Mining

Description

32 pages
Contains Index
$14.99
ISBN 1-55074-337-6
DDC j622

Publisher

Year

1997

Contributor

Illustrations by Pat Cupples
Reviewed by Steve Pitt

Steve Pitt is a Toronto-based freelance writer and an award-winning journalist. He has written many young adult and children's books, including Day of the Flying Fox: The True Story of World War II Pilot Charley Fox.

Review

When twins Jamie and Trish learn that their hockey team is playing in
the Junior Miner’s Tournament in Edmonton, Jamie asks his dad for new
skates. “Skates don’t grow on trees,” his father says. The next
thing the twins know, they are deep underground in the tunnels of a
hardrock mine watching iron being quarried from the earth.
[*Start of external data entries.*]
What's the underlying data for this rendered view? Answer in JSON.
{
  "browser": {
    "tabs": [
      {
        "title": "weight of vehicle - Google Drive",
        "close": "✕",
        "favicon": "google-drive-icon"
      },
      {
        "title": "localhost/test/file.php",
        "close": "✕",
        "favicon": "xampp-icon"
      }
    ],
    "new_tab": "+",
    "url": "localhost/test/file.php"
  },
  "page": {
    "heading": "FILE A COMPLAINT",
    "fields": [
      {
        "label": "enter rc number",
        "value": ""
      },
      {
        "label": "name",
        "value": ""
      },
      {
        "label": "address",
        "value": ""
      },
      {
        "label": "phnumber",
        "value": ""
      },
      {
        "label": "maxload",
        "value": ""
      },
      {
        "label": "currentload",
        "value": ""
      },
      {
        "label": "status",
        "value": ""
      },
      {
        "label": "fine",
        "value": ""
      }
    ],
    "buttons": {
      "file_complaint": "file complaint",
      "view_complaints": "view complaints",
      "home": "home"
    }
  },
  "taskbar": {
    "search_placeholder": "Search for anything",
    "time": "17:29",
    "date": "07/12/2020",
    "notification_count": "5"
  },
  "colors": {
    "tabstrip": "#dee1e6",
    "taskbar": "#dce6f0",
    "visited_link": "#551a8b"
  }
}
Then they are
at an ore-processing plant and a mill watching steel being made. A
special side trip to the Alberta oil sands allows them to observe an
open-pit mine operation and discover where hockey pucks are born. By the
time they finally make it to the arena in Edmonton, Jamie and Trish know
just about everything they will ever need to know about steel, skates,
and mining; maybe they will think twice before they ask for new skates
again.

Previous volumes in the Canada at Work series covered the farming,
fishing, and forestry industries. This book’s accessible prose and
accurate illustrations will enable young readers to absorb technical
information easily. Female miners and mill workers are shown working
side by side with their male counterparts. This is a first-rate
introduction to the mining industry in Canada. Recommended.